The Yankees’ Masahiro Tanaka is on the disabled list. Other candidates such as Toronto’s Mark Buehrle, Boston’s Jon Lester and Darvish currently have numbers inferior to Kazmir’s. The White Sox’s Chris Sale leads the A.L. in ERA (2.08) and WHIP (0.84), but he needed to win the fan vote for the final All-Star spot just to get in the game. Farrell passed over him when selecting an injury replacement for Tanaka, so it seems unlikely Sale would get the starting nod.
Kazmir (11-3) says he hasn’t given the matter any consideration.
“I’ll think about it whenever I get to Minneosta,” he said. “We’re concentrating on finishing the first half strong.”
The A’s built some steam going into a three-game series against the Mariners that leads into the All-Star break. They took three of four from the Giants, and over the past eight games, their starters are 6-1 with a 1.04 ERA.
The offense took care of business Thursday as well, striking for four runs in the sixth and driving Tim Hudson (7-6) from the game.
By then it was 6-0 A’s, and that was plenty for Kazmir, who struck out nine and walked one. His biggest hiccup didn’t even come from a Giants hitter. In the fifth inning, home plate umpire Angel Hernandez called timeout while Kazmir was in mid-delivery and the lefty fell off to the side of the mound awkwardly without throwing a pitch.
He said he “tweaked” his leg a bit, but he didn’t show any visible effects through the rest of his outing.

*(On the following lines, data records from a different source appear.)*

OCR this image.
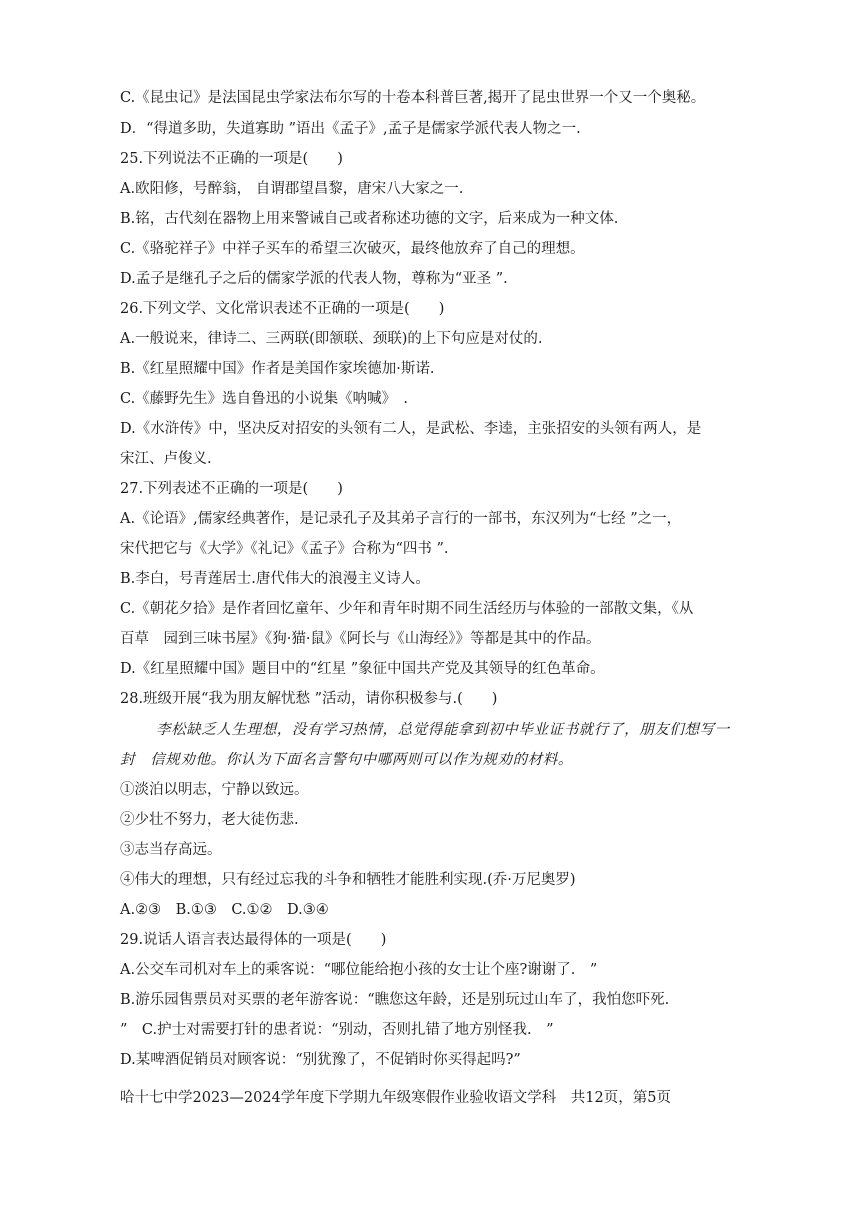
C.《昆虫记》是法国昆虫学家法布尔写的十卷本科普巨著,揭开了昆虫世界一个又一个奥秘。
D．“得道多助，失道寡助 ”语出《孟子》,孟子是儒家学派代表人物之一.
25.下列说法不正确的一项是(　　)
A.欧阳修，号醉翁， 自谓郡望昌黎，唐宋八大家之一.
B.铭，古代刻在器物上用来警诫自己或者称述功德的文字，后来成为一种文体.
C.《骆驼祥子》中祥子买车的希望三次破灭，最终他放弃了自己的理想。
D.孟子是继孔子之后的儒家学派的代表人物，尊称为“亚圣 ”.
26.下列文学、文化常识表述不正确的一项是(　　)
A.一般说来，律诗二、三两联(即颔联、颈联)的上下句应是对仗的.
B.《红星照耀中国》作者是美国作家埃德加·斯诺.
C.《藤野先生》选自鲁迅的小说集《呐喊》　.
D.《水浒传》中，坚决反对招安的头领有二人，是武松、李逵，主张招安的头领有两人，是
宋江、卢俊义.
27.下列表述不正确的一项是(　　)
A.《论语》,儒家经典著作，是记录孔子及其弟子言行的一部书，东汉列为“七经 ”之一，
宋代把它与《大学》《礼记》《孟子》合称为“四书 ”.
B.李白，号青莲居士.唐代伟大的浪漫主义诗人。
C.《朝花夕拾》是作者回忆童年、少年和青年时期不同生活经历与体验的一部散文集，《从
百草　园到三味书屋》《狗·猫·鼠》《阿长与《山海经》》等都是其中的作品。
D.《红星照耀中国》题目中的“红星 ”象征中国共产党及其领导的红色革命。
28.班级开展“我为朋友解忧愁 ”活动，请你积极参与.(　　)
李松缺乏人生理想，没有学习热情，总觉得能拿到初中毕业证书就行了，朋友们想写一
封　信规劝他。你认为下面名言警句中哪两则可以作为规劝的材料。
①淡泊以明志，宁静以致远。
②少壮不努力，老大徒伤悲.
③志当存高远。
④伟大的理想，只有经过忘我的斗争和牺牲才能胜利实现.(乔·万尼奥罗)
A.②③　B.①③　C.①②　D.③④
29.说话人语言表达最得体的一项是(　　)
A.公交车司机对车上的乘客说：“哪位能给抱小孩的女士让个座?谢谢了.　”
B.游乐园售票员对买票的老年游客说：“瞧您这年龄，还是别玩过山车了，我怕您吓死.
”　C.护士对需要打针的患者说：“别动，否则扎错了地方别怪我.　”
D.某啤酒促销员对顾客说：“别犹豫了，不促销时你买得起吗?”
哈十七中学2023—2024学年度下学期九年级寒假作业验收语文学科　共12页，第5页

“If I had thought about it and done it over again, I would have actually thrown the pitch,” Kazmir said.
The duel with Hudson was actually a battle of two free agents the A’s both wanted last winter. They made an aggressive run at Hudson before he chose the Giants. Then they signed Kazmir to a two-year $22 million contract. They have to be very happy with that development from their standpoint.
“I had a great angle at first base to see the movement on his pitches,” said A’s first baseman Stephen Vogt, who also catches. “The way he moves (hitters) eyes, he dots up the corners and he gets people to chase pitches. He’s doing such a great job.”